Steve Lieberman, a lawyer representing the BACC, finds that the Appellate Court’s decision takes an incorrect, “technocratic approach” to the statute. In his interpretation, the statute makes clear that court approval is required before the sale of a cemetery. In the process, he says, courts must notify descendants and those who have cultural affiliation with the cemetery, such as the church, of the developer’s request.

The court’s decision, Lieberman says, ignores centuries of Maryland court decisions that have treated burial grounds as sacred grounds. He also finds that the decision creates a “two-tier system,” a system wherein property owners can mistreat less-resourced communities that aren’t as populated as they used to be, and are therefore less capable of defending themselves. 

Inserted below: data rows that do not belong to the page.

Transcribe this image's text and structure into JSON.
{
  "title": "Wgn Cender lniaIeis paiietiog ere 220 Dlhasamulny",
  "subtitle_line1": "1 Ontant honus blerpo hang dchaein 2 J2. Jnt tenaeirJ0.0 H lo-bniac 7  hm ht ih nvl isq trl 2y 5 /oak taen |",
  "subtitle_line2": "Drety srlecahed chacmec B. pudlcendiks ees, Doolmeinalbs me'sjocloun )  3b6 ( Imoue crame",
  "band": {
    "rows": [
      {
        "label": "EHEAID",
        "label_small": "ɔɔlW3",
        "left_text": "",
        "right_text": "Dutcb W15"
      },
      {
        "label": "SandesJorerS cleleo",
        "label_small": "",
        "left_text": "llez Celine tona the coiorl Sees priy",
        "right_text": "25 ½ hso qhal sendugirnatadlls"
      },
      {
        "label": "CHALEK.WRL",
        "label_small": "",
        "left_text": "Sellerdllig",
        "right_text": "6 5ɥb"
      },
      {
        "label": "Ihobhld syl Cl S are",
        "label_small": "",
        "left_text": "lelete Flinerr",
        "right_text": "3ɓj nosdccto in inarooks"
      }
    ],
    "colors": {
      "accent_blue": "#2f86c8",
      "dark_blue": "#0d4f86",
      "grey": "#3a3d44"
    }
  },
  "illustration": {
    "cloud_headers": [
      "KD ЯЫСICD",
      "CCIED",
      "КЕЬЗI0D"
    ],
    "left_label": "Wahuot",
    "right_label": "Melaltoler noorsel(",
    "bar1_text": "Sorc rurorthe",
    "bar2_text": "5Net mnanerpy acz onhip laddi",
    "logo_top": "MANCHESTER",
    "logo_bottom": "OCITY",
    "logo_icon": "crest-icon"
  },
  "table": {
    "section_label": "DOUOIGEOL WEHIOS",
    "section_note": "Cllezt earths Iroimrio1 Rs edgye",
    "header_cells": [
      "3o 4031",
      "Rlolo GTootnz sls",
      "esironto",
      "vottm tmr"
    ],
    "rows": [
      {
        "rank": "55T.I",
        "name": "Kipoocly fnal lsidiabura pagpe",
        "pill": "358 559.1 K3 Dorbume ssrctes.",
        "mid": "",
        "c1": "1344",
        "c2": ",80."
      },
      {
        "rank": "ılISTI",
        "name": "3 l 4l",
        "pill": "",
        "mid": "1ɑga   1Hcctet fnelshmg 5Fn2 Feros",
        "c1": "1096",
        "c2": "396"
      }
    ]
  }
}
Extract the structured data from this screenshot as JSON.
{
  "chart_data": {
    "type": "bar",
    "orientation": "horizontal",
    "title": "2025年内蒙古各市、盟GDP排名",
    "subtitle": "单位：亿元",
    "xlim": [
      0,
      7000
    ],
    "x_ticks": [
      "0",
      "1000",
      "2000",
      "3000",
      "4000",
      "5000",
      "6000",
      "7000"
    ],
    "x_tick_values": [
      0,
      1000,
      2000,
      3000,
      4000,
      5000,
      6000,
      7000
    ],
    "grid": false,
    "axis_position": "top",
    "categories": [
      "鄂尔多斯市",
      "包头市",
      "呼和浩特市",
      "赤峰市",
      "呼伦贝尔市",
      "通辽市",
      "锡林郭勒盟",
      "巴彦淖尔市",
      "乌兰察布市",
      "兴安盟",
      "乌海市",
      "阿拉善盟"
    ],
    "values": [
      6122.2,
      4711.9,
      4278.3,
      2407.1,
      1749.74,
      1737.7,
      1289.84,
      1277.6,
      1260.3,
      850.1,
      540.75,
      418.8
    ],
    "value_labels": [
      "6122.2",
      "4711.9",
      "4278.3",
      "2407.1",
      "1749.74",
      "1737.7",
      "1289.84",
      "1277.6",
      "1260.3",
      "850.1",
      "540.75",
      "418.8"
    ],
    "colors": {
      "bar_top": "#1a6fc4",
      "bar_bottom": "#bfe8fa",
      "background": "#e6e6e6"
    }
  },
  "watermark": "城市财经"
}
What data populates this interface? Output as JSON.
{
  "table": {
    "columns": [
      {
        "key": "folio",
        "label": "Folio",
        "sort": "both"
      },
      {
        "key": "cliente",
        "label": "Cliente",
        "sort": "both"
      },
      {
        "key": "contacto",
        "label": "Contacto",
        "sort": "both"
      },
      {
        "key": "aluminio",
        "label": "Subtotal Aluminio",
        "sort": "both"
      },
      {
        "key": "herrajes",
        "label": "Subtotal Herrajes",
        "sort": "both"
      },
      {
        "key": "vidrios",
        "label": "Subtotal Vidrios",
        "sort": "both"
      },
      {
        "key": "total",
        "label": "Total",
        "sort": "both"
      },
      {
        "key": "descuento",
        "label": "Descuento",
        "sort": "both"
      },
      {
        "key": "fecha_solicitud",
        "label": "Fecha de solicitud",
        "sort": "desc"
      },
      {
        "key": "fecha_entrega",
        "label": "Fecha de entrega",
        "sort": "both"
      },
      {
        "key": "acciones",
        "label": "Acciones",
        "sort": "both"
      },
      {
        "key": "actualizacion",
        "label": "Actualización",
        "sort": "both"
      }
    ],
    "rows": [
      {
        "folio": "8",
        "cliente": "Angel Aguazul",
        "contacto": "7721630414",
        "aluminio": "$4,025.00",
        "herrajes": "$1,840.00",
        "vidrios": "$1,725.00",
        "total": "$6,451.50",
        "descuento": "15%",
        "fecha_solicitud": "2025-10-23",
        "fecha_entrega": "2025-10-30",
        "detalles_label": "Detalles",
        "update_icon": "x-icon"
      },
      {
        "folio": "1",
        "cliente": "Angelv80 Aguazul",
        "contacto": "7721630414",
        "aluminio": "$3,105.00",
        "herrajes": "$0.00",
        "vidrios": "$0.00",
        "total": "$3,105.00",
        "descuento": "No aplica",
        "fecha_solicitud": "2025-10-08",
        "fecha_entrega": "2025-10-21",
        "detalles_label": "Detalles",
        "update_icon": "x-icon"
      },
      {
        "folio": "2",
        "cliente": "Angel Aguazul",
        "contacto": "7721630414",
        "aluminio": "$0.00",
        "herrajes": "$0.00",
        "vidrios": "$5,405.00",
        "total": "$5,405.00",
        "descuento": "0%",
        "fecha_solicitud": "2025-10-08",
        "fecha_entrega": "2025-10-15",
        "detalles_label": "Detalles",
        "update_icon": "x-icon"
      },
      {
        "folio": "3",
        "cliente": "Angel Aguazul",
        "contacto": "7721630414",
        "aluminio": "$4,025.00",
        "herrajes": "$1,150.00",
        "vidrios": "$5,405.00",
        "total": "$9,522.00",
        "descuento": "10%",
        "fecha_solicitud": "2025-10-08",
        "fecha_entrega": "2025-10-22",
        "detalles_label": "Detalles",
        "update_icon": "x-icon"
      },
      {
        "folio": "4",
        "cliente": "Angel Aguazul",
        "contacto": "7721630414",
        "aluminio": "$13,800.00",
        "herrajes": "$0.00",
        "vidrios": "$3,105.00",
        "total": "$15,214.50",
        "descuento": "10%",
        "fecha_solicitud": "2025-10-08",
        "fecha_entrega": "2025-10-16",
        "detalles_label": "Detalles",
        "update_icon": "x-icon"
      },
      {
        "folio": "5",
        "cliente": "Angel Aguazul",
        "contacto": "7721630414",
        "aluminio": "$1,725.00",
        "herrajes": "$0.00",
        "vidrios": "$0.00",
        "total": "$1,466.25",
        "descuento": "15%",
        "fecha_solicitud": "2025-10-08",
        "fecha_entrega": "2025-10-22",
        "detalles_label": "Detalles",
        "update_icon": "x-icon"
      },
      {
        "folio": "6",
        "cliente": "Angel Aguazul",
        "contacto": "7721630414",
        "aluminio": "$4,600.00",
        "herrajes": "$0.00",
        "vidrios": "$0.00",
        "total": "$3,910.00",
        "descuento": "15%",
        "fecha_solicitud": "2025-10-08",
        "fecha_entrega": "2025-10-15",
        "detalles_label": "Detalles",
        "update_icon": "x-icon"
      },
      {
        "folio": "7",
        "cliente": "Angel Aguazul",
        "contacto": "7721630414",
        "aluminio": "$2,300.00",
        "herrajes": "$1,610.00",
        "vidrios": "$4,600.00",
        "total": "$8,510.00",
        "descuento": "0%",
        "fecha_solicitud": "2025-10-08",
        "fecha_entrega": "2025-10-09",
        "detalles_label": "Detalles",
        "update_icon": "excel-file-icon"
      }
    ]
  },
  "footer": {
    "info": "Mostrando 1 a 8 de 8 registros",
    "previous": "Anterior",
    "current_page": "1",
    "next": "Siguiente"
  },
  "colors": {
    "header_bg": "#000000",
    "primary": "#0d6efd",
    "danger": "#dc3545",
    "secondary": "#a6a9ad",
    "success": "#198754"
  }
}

“If you have a burial ground that’s in a wealthy area where people there have resources and legal knowledge, the property owner will know that they absolutely have to go through this procedure [of court approval],” he said. “But if you’re dealing with a ground that’s abandoned or relatives don’t have the resources, then the property owner can roll the dice.”

River Road’s Black population wasn’t always so scant. In the 1700s, enslaved people worked at several tobacco plantations that existed along the road. After the Civil War, emancipated African Americans bought property along the road and eventually formed a tight-knit community.

In the 1950s and 60s, gentrification and rising patterns of racist violence pushed the community out of the area, Gibbs says.

“All of this was done in cooperation with Montgomery County, who was more than willing to [allow for] the literal extinction of Black people, or at least the reduction of Black presence,” Gibbs remarked, “in order to attract White suburbanites and people coming in from parts of the District of Columbia.”

Today, the church and the cemetery are the only remnants of that once-flourishing community. 

Now, Coleman-Adebayo says, the BACC is focused on a central demand: the immediate return of over 200+ remains taken from a site adjoining the cemetery by a contractor. 

In 2020, the contractor hired a group of archaeologists to excavate the site. The group discovered bone fragments in the soil, but ultimately determined them to be animal remains. The coalition, however, alleges that the bones have yet to be formally tested. Given the area’s history, they find it likely that the fragments are human remains.

Through the Maryland Public Information Act, the coalition discovered that the bones were then moved to a warehouse in Virginia, says Coleman-Adebayo.

Moving forward, Coleman-Adebayo finds it crucial to not only demand the return of the bones, but to also organize the descendant community and develop a plan of action.

In addition to holding an emergency conference with descendant communities and social movements from across the U.S., the BACC has recently attended two HOC meetings to express their demands. In doing so, they sought to develop coalitions with other “victims of HOC” and “educate that community about HOC’s commitment to destroy and erase African history.”

“We consider the struggle that we’re engaged in a foundational struggle as opposed to a symptomatic struggle,” Coleman-Adebayo said. “We see police brutality, the murders of young Black boys, a lack of equality around voting rights, as symptoms of White supremacy. But we’re…fighting at the level of structural White supremacy.”